VA plans to build its 40-bed "Aspire Center" for recent veterans returning from Iraq and Afghanistan suffering from PTSD or readjusting to life after mild to moderate Traumatic Brain Injuries across the street from the Old Town Academy, a charter school with 196 students. As the San Diego Reader reported today, this could put the charter tykes in harm's way.
Christopher Celentino, co-founder of the Old Town Academy, characterized the planned vet center at a community meeting as "an open facility across the street from children who . . . if there is a problem will not have an opportunity to defend themselves. . . It is not the right location, across the street from an elementary school," the Reader reported. Celentino stated that 196 parents at his school signed petitions stating that they would withdraw their children from the academy if the Aspire Center opened. If that were to happen, the school would likely be forced to close, the paper said.
As I said before, I find this anti-vet attitude in a city whose economy thrives on military personnel and facilities hard to comprehend.
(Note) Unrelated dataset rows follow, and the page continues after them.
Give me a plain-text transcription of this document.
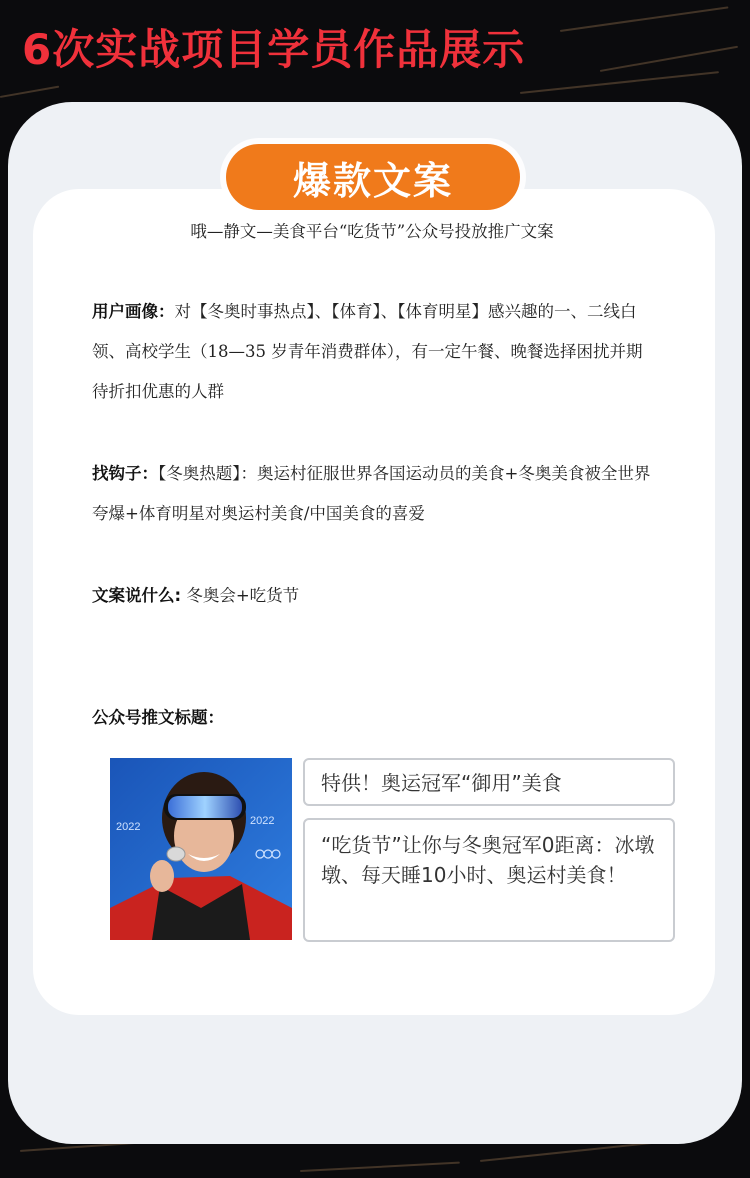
6次实战项目学员作品展示
爆款文案
哦—静文—美食平台“吃货节”公众号投放推广文案
用户画像：对【冬奥时事热点】、【体育】、【体育明星】感兴趣的一、二线白领、高校学生（18—35 岁青年消费群体），有一定午餐、晚餐选择困扰并期待折扣优惠的人群
找钩子：【冬奥热题】：奥运村征服世界各国运动员的美食+冬奥美食被全世界夸爆+体育明星对奥运村美食/中国美食的喜爱
文案说什么: 冬奥会+吃货节
公众号推文标题：
2022	2022
特供！奥运冠军“御用”美食
“吃货节”让你与冬奥冠军0距离：冰墩墩、每天睡10小时、奥运村美食！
The Old Town Academy, for example, is located just over a mile and a short walk from the Marine Corps Recruit Depot, the only institution of higher learning I ever managed to graduate from, and I have not heard any beefs about its presence -- and the jobs it provides -- from Old Town residents.
FYI - I arrived at MCRD 49 years ago today, for the start of a four-year Marine stint which has served me well all these years.